Cette nouvelle recherche suggère qu’une éruption volcanique massive durant l’Antiquité aurait impacté le monde entier et joué un rôle clef dans la chute de la République romaine et du royaume ptolémaïque en Égypte.

Une période historique charnière

En 44 avant J.-C., l’assassinat de Jules César a déclenché une lutte de pouvoir de 17 ans conduisant à la chute de la République romaine et à l’essor de l’Empire romain. Au sud, l’Égypte, que Cléopâtre tentait de restaurer en tant que puissance majeure de la Méditerranée orientale, fut fragilisée par l’incapacité du Nil à recouvrir les plaines, engendrant famines et maladies. Récemment publiée dans la revue PNAS, cette nouvelle étude révèle le rôle majeur que le changement climatique a joué sur ces évènements comptant parmi les bouleversements politiques les plus célèbres de l’histoire de la civilisation occidentale.

S’appuyant sur des récits historiques et des données climatiques indirectes, une équipe internationale de chercheurs a découvert que l’éruption du volcan Okmok en Alaska, survenue en 43 avant Jésus-Christ, avait entraîné d’importantes perturbations climatiques à l’origine des troubles politiques et sociaux ayant finalement changé le cours de l’Histoire ancienne.

— solarseven / Shutterstock.com

L’étude de cendres volcaniques (tephra) emprisonnées dans des carottes de glace prélevées dans l’Arctique a révélé que l’une des éruptions les plus importantes des 2 500 dernières années s’était produite en 43 avant Jésus-Christ.
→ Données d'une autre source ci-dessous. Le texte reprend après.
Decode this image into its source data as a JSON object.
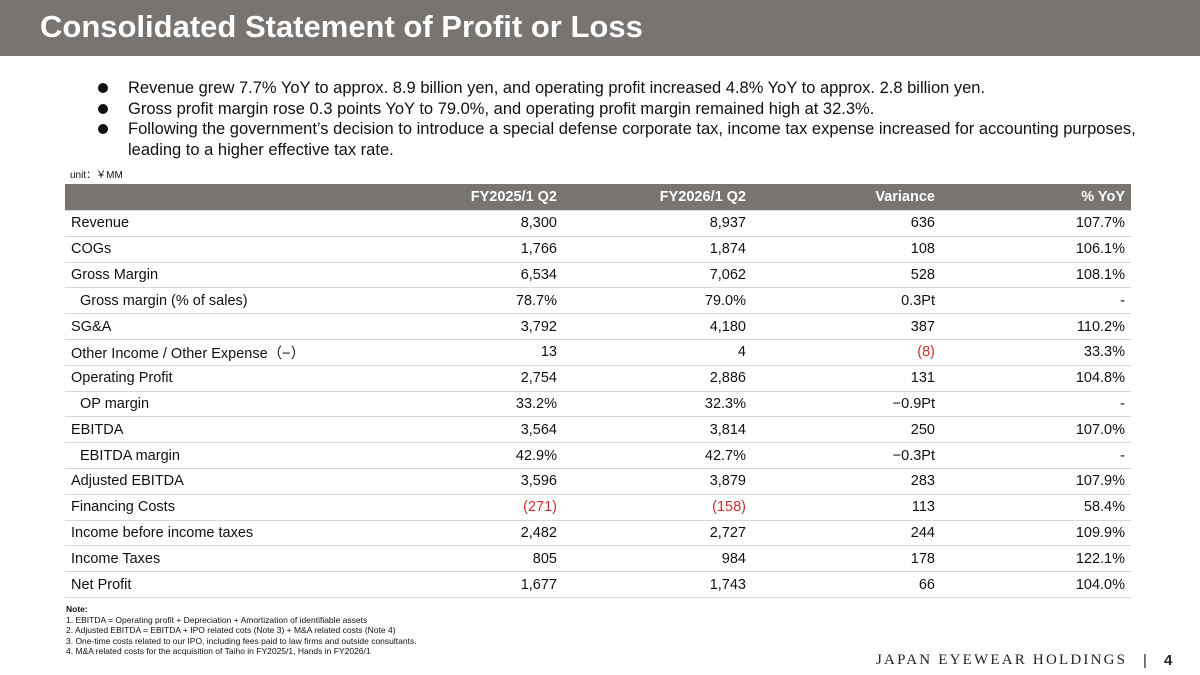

Les analyses géochimiques ont révélé que les fragments de roche et de particules provenaient du volcan Okmok, tandis que les données climatiques indirectes ont montré que 43 et 42 avant J.-C. comptaient parmi les années les plus froides des derniers millénaires dans l’hémisphère nord, et avaient également marqué le début d’une décennie glaciale.

Des recherches complémentaires ont suggéré que cette éruption à haute latitude a entraîné des changements prononcés du régime hydroclimatique, incluant des températures saisonnières plus froides dans certaines régions méditerranéennes au cours des deux années ayant suivi l’éruption.

Vue aérienne du volcan Okmok – © Christina Neal / Alaska Volcano Observatory / USGS

« Cette éruption volcanique a grandement affecté le bassin versant du Nil »

Ces résultats ont été appuyés par diverses archives historiques, décrivant un climat inhabituel, de mauvaises récoltes, des vagues de famine et de maladie, ainsi que d’importants bouleversements à travers toute la Méditerranée au cours de cette période.

Selon les auteurs de l’étude, les sociétés anciennes, pourtant avancées et puissantes, étaient particulièrement vulnérables face à ce type de dérèglement climatique. « Il y a eu deux famines en Égypte sous le règne de Cléopâtre, toutes deux survenues à une époque où le Nil ne connaissait pas de crue annuelle. Bien que la région ait connu de légères précipitations, celles-ci n’étaient pas suffisantes pour assurer le développement et le maintien des cultures », explique Joe Manning, co-auteur de l’étude. « L’éruption du volcan Okmok a grandement affecté le bassin versant du Nil. »

L’un des autres textes corroborant ces constatations est daté d’environ 39 avant J.-C. (marquant la treizième année du règne de Cléopâtre) mais fait référence à la famine et à la détresse sociale à grande échelle ayant marqué la décennie précédente. Le document décrit notamment un gouverneur sauvant la population locale d’une famine généralisée, consécutive à plusieurs années sans crues du Nil.

« Cette éruption volcanique majeure s’étant produite en 43 avant J.-C. a eu des répercussions en cascade sur le système climatique et sur les sociétés humaines de la Méditerranée au cours d’une période historique critique », souligne Manning. « Sachant que ni les savants romains ni les prêtres de l’Antiquité n’avaient la moindre idée de l’existence de l’île d’Umnak [où se trouve le volcan Okmok]. »

« De tels travaux nous permettent de repenser l’Histoire ancienne, notamment en ce qui concerne l’environnement et le climat, et créent une vision d’un monde dynamique et interconnecté », conclut le chercheur.